Inspired moment #3:  When Jake and his brother Joey (Joe Pesci) attend St Clare’s annual summer dance, Jake sees Vicky (Cathy Moriarty) leave with a local mobster (Frankie Vincent). But it’s what happens next, when Jake helps a doorman evict someone from the club: it’s another lovely detail—casual, off the cuff, and exquisitely judged—that tells us about Jake’s place and standing within the community.  Detail in service of the truth. And let’s not forget Jake’s culinary advice—written or improvised?—to his first, beleaguered wife, as she cooks a steak: “don’t overcook it—it defeats its own purpose.” 

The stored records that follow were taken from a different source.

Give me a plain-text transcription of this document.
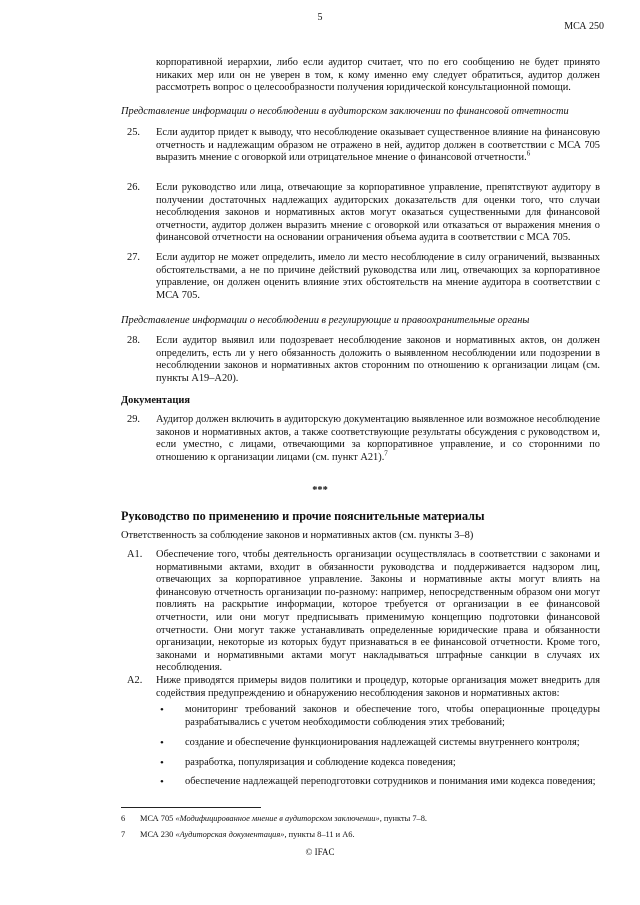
5
МСА 250
корпоративной иерархии, либо если аудитор считает, что по его сообщению не будет принято никаких мер или он не уверен в том, к кому именно ему следует обратиться, аудитор должен рассмотреть вопрос о целесообразности получения юридической консультационной помощи.
Представление информации о несоблюдении в аудиторском заключении по финансовой отчетности
25. Если аудитор придет к выводу, что несоблюдение оказывает существенное влияние на финансовую отчетность и надлежащим образом не отражено в ней, аудитор должен в соответствии с МСА 705 выразить мнение с оговоркой или отрицательное мнение о финансовой отчетности.$^6$
26. Если руководство или лица, отвечающие за корпоративное управление, препятствуют аудитору в получении достаточных надлежащих аудиторских доказательств для оценки того, что случаи несоблюдения законов и нормативных актов могут оказаться существенными для финансовой отчетности, аудитор должен выразить мнение с оговоркой или отказаться от выражения мнения о финансовой отчетности на основании ограничения объема аудита в соответствии с МСА 705.
27. Если аудитор не может определить, имело ли место несоблюдение в силу ограничений, вызванных обстоятельствами, а не по причине действий руководства или лиц, отвечающих за корпоративное управление, он должен оценить влияние этих обстоятельств на мнение аудитора в соответствии с МСА 705.
Представление информации о несоблюдении в регулирующие и правоохранительные органы
28. Если аудитор выявил или подозревает несоблюдение законов и нормативных актов, он должен определить, есть ли у него обязанность доложить о выявленном несоблюдении или подозрении в несоблюдении законов и нормативных актов сторонним по отношению к организации лицам (см. пункты A19–A20).
Документация
29. Аудитор должен включить в аудиторскую документацию выявленное или возможное несоблюдение законов и нормативных актов, а также соответствующие результаты обсуждения с руководством и, если уместно, с лицами, отвечающими за корпоративное управление, и со сторонними по отношению к организации лицами (см. пункт A21).$^7$
***
Руководство по применению и прочие пояснительные материалы
Ответственность за соблюдение законов и нормативных актов (см. пункты 3–8)
A1. Обеспечение того, чтобы деятельность организации осуществлялась в соответствии с законами и нормативными актами, входит в обязанности руководства и поддерживается надзором лиц, отвечающих за корпоративное управление. Законы и нормативные акты могут влиять на финансовую отчетность организации по-разному: например, непосредственным образом они могут повлиять на раскрытие информации, которое требуется от организации в ее финансовой отчетности, или они могут предписывать применимую концепцию подготовки финансовой отчетности. Они могут также устанавливать определенные юридические права и обязанности организации, некоторые из которых будут признаваться в ее финансовой отчетности. Кроме того, законами и нормативными актами могут накладываться штрафные санкции в случаях их несоблюдения.
A2. Ниже приводятся примеры видов политики и процедур, которые организация может внедрить для содействия предупреждению и обнаружению несоблюдения законов и нормативных актов:
• мониторинг требований законов и обеспечение того, чтобы операционные процедуры разрабатывались с учетом необходимости соблюдения этих требований;
• создание и обеспечение функционирования надлежащей системы внутреннего контроля;
• разработка, популяризация и соблюдение кодекса поведения;
• обеспечение надлежащей переподготовки сотрудников и понимания ими кодекса поведения;
6 МСА 705 «Модифицированное мнение в аудиторском заключении», пункты 7–8.
7 МСА 230 «Аудиторская документация», пункты 8–11 и A6.
© IFAC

The King of Comedy (1983) —

King of Comedy limo

From its homage to John Cassavetes’ Opening Night—a freeze-frame of a fan’s hands pressed against the window of a limousine—to its dissection of fame in the 20th Century post John Lennon’s assassination, The King of Comedy is a forerunner to Larry Sanders, with its behind-the-scenes look at a talk-show, and celebrities playing versions of themselves. Which makes Rupert Pupkin the patron saint of cable and reality television. So an argument could be made that Scorsese and De Niro’s fifth collaboration—and a commercial failure on its release—is the cornerstone of HBO’s present dominance. And—Hey Now!—don’t we see traits of Rupert Pupkin in Jeffrey Tambor’s Hank?  (Check out Season 2 episode Hank’s Wedding.) Rupert could certainly have played the role of Larry’s sidekick, if he hadn’t harboured such crazy ambitions to be out there on his own.  And Rupert is out there—a more psychotic version of David Brent, which brings us back to Larry Sanders (cf. The Office), HBO and the question of influence. (And I haven’t even mentioned The Sopranos.)   This is one of De Niro’s greatest performances, perhaps his best: inspired, uncompromising and—pre Midnight Run—very funny.

True Confessions (1981) —

Falling in Love (1984) —

Two Ulu Grosbard films. True Confessions was written by husband and wife team John Gregory Dunne and Joan Didion, and based on Dunne’s novel. Tonally it belongs to the 1970s—Chinatown is in its sights. You believe De Niro’s priest has said a thousand masses, and heard a thousand confessions; while Falling in Love is like a made-for-television movie devised by Lee Strasberg. Which is to say that Grosbard, a man of the theatre, is an actors’ director: the performances are full, rich, nuanced and textured. De Niro and Streep are heavy-weights in fluff and the film as comfort-inducing as the best carrot cake and coffee, but I much prefer it to Brief Encounter, to which it is often, and unfavourably, compared.

Heat (1995) —

Talking about the differences between De Niro and Pacino, Michael Mann described them in terms of colours: Pacino is “deep red”, De Niro “cool blue”.  For me, “cool blue” takes it. Pacino rips and roars—“Sit down, Ralph!”— while De Niro gives one of his great minimalist performances: his presence balancing Mann’s tendency towards verbosity: who needs Mann’s inflated dialogue when you’ve got De Niro? Mann certainly doesn’t.  But then the abiding impression the film leaves is a wash of “cool blue”.

Casino (1995)

Aside from a rare moment of levity—once again suited up but with his trousers off (cf. Mean Streets)—De Niro’s Ace Rothstein is cold, dead-eyed, cool and controlling, and Sharon Stone’s Ginger like a slot machine that can’t stop giving out, much to Ace’s displeasure. Was this his last great leading role?

Jackie Brown (1997)

“Sadness” is not a word one normally associates with the exuberant Quentin Tarantino, but there it is…Jackie Brown is both lovely and tough and features one of De Niro’s (and Tarantino’s) saddest characters.  Louis Gara (De Niro) gives off a sadness that I don’t remember from Elmore Leonard’s novel, Rum Punch.  It’s as if he’s experienced so great an internal collapse—too many joints, too much time in the joint—that death would be a welcome relief.  And when it comes, it’s heartbreaking: filmed from behind, a static camera, we don’t even see De Niro’s face: it’s all in his back and shoulders—forfeit, collapse, resignation.